The Nautical Almanac
Roger has used the Fibonacci numbers as the pattern for the first fifteen selector buttons on the Lotus Jukebox. The Fibonacci generating pattern is for the previous two numbers to be added together to get the next number - so, for example, when you add 1 + 1, you get 2; when you add 1 + 2, you get 3, etc. The Fibonacci process seems to describe how space is 'filled' - and this concept will be added to, soon.
So to get the sixteenth Fibonacci number, you add the fourteenth (377) to the fifteenth (610) and you get 987 for the sixteenth. And that will suggest that September 1987 is the eclipse/equinox date. Roger commemorates this with another shortcut - ZBS-Lotus-610. So you can tell he was right chuffed with himself.
You will have to decipher the Roman numeral equivalent to 1987, and you will need to find out which day the equinox actually is - 22 or 23? (the September equinox can VERY occasionally be the 21st or 24th - but not in our lifetimes) - so you can guess the date, or look it up.

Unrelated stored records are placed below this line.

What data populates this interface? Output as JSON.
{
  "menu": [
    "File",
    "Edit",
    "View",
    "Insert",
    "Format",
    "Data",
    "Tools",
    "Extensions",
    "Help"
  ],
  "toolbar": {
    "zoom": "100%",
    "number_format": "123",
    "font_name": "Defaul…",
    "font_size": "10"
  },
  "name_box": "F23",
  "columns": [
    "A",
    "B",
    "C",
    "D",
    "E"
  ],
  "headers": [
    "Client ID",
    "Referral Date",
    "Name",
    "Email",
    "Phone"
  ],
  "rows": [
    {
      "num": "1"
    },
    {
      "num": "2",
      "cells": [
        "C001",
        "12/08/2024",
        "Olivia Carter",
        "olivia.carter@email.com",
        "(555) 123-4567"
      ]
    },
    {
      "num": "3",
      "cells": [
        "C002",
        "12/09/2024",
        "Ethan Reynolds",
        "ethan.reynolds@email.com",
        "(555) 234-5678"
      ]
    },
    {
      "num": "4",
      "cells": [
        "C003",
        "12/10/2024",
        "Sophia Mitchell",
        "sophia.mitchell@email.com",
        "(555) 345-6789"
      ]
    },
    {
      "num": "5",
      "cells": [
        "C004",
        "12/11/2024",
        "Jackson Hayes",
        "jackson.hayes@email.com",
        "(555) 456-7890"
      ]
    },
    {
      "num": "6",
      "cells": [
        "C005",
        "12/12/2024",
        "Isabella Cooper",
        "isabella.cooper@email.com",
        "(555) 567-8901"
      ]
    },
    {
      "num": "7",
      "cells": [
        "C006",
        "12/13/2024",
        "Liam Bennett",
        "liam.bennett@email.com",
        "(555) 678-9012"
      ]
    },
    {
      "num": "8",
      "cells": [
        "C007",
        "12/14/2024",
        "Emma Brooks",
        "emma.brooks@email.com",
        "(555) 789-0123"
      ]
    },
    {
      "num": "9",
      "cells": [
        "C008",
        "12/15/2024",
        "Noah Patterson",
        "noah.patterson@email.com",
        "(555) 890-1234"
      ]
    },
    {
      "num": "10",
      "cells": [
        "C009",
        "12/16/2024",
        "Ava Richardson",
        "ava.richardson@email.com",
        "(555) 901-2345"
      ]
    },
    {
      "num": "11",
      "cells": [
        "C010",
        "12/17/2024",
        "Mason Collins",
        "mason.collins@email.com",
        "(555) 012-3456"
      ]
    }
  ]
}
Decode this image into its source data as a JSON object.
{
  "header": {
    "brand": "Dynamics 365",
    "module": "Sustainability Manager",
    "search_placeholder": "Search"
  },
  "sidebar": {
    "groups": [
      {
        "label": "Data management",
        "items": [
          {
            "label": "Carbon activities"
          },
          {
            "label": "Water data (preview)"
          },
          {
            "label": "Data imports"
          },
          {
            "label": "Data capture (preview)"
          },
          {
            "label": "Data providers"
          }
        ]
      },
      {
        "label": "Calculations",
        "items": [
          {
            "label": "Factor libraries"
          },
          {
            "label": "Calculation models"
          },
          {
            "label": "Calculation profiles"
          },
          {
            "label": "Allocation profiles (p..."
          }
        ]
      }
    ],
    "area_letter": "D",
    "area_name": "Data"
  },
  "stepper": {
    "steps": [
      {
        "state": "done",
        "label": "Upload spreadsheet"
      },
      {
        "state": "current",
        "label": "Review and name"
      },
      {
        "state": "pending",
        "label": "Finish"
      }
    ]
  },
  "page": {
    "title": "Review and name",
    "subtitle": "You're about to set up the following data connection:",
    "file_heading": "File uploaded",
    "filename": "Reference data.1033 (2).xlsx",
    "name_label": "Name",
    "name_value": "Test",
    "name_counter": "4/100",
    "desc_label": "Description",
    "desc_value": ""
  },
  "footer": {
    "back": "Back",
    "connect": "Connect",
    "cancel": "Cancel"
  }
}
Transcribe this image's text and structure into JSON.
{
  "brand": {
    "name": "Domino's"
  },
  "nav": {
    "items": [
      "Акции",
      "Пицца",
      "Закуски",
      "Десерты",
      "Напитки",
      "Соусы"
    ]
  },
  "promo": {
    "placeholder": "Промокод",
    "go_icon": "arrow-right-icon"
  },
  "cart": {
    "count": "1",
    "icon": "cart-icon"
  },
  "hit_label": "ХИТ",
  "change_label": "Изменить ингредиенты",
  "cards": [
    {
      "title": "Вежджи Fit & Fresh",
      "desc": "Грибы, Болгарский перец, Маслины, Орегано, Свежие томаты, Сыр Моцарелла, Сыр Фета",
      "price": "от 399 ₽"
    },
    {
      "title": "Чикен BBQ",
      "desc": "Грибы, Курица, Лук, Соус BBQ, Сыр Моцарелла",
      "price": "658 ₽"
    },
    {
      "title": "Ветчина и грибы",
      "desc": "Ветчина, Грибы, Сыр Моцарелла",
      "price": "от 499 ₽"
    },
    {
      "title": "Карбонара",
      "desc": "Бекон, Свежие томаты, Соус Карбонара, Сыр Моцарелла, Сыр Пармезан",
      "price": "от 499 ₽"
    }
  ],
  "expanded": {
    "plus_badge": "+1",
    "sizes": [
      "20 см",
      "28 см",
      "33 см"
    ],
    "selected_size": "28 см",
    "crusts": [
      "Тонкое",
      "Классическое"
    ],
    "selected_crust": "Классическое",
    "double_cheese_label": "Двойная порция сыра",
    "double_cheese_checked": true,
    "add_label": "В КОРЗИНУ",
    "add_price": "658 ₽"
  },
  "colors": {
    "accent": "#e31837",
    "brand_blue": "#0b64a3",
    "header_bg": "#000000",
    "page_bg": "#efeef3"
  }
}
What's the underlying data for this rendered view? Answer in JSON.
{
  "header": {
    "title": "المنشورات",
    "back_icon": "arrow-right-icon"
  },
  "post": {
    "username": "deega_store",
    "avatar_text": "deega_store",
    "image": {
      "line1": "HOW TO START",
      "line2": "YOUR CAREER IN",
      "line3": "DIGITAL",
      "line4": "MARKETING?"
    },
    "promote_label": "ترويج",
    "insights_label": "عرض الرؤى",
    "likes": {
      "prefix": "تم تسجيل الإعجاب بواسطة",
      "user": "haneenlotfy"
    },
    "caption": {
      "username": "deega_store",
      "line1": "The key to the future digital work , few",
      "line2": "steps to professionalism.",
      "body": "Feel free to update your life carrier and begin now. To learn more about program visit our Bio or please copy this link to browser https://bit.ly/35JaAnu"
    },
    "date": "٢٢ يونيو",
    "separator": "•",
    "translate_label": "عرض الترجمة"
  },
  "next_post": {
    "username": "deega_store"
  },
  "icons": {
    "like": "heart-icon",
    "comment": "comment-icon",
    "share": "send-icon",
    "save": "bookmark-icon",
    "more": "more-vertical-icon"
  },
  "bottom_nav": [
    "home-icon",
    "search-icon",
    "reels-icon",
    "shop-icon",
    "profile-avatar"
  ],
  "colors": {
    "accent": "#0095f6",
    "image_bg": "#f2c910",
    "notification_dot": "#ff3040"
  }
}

As a reward for getting this (easy) answer, you get to solve a hard one. Here is the setup, the "I was exactly overhead" reference is to the star "Vega" - AKA Alpha Lyrae.
Which sends us to the Nautical Almanac - a truly wonderful, romantic book. Here is a copy of it that presents how the used ones come. Notice it is beaten up, and lightly sprayed with salt water. These books have been on adventures! Extremely well bound, with the practical orange color so that it can be easily located in a crowded cabin. And so precious and important that two real, no-foolin' big boy pants governments are involved in producing them, and were doing it years in advance of the publishing date.